I love events like this because it helps people who are more analytically-minded appreciate art. I mean, I could never really appreciate art, especially older stuff, until I learned how it was used. Van Eyck  and Hans Holbein were boring names that I had to know until I learned the history surrounding them. The amazing detail in their paintings (like the artist in the mirror in the picture shown) to anamorphic skulls, the more you know the more you see. So if you have a hard time “getting” art when you’re just strolling through a gallery you should seriously consider checking out a lecture. Like this one, perhaps.

-Emily

The Ancient Egyptian Mummy: A Defense Against Tomb Robbery

3 Nov

Haven’t you heard? The Frist has two really cool exhibits right now, and one of them involves ancient Egypt and mummies! As usual the Frist is hosting a few events to add to the experience of the exhibit, one of which is a lecture tonight at 6:30pm. It involves mummies and tomb robbery.

Sadly this isn’t about Indiana Jones, but it should still be pretty good. Here’s the gist: everyone knows that Egyptians went to extreme lengths to preserve bodies – it’s what mummification was all about. But why? Let’s see what the official event description has to say…

In this talk, Egyptologist Dr. Kara Cooney, star of Planet Green’s “Out of Egypt” and consultant to the TV series “Lost,” will suggest that this degree of body preservation became popular because of the increased risk of tomb robbery. Investments in mummification may have provided psychological security for elites who intended to perfectly preserve for eternity the flesh and bones of the deceased, even if all their burial goods were stolen.

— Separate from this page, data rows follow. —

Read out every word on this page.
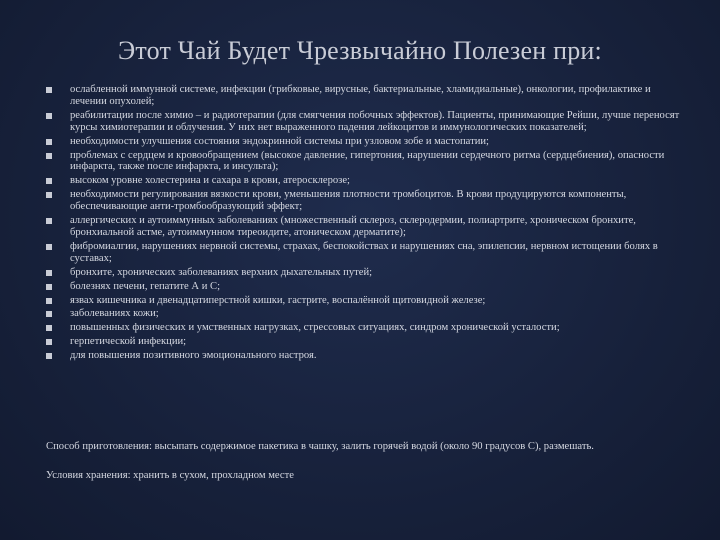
Этот Чай Будет Чрезвычайно Полезен при:
ослабленной иммунной системе, инфекции (грибковые, вирусные, бактериальные, хламидиальные), онкологии, профилактике и лечении опухолей;
реабилитации после химио – и радиотерапии (для смягчения побочных эффектов). Пациенты, принимающие Рейши, лучше переносят курсы химиотерапии и облучения. У них нет выраженного падения лейкоцитов и иммунологических показателей;
необходимости улучшения состояния эндокринной системы при узловом зобе и мастопатии;
проблемах с сердцем и кровообращением (высокое давление, гипертония, нарушении сердечного ритма (сердцебиения), опасности инфаркта, также после инфаркта, и инсульта);
высоком уровне холестерина и сахара в крови, атеросклерозе;
необходимости регулирования вязкости крови, уменьшения плотности тромбоцитов. В крови продуцируются компоненты, обеспечивающие анти-тромбообразующий эффект;
аллергических и аутоиммунных заболеваниях (множественный склероз, склеродермии, полиартрите, хроническом бронхите, бронхиальной астме, аутоиммунном тиреоидите, атоническом дерматите);
фибромиалгии, нарушениях нервной системы, страхах, беспокойствах и нарушениях сна, эпилепсии, нервном истощении болях в суставах;
бронхите, хронических заболеваниях верхних дыхательных путей;
болезнях печени, гепатите А и С;
язвах кишечника и двенадцатиперстной кишки, гастрите, воспалённой щитовидной железе;
заболеваниях кожи;
повышенных физических и умственных нагрузках, стрессовых ситуациях, синдром хронической усталости;
герпетической инфекции;
для повышения позитивного эмоционального настроя.
Способ приготовления: высыпать содержимое пакетика в чашку, залить горячей водой (около 90 градусов С), размешать.
Условия хранения: хранить в сухом, прохладном месте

In case you stopped reading at the word “Lost” because you got overly excited and had to lay down, Cooney is going to explain why she thinks Egyptians went nuts over preservation. And it’s not so they could walk around museums with the night guards either.

-Emily

P.S., is it just me, or does it seem like this would have been an appropriate event for Halloween or the week preceding Halloween?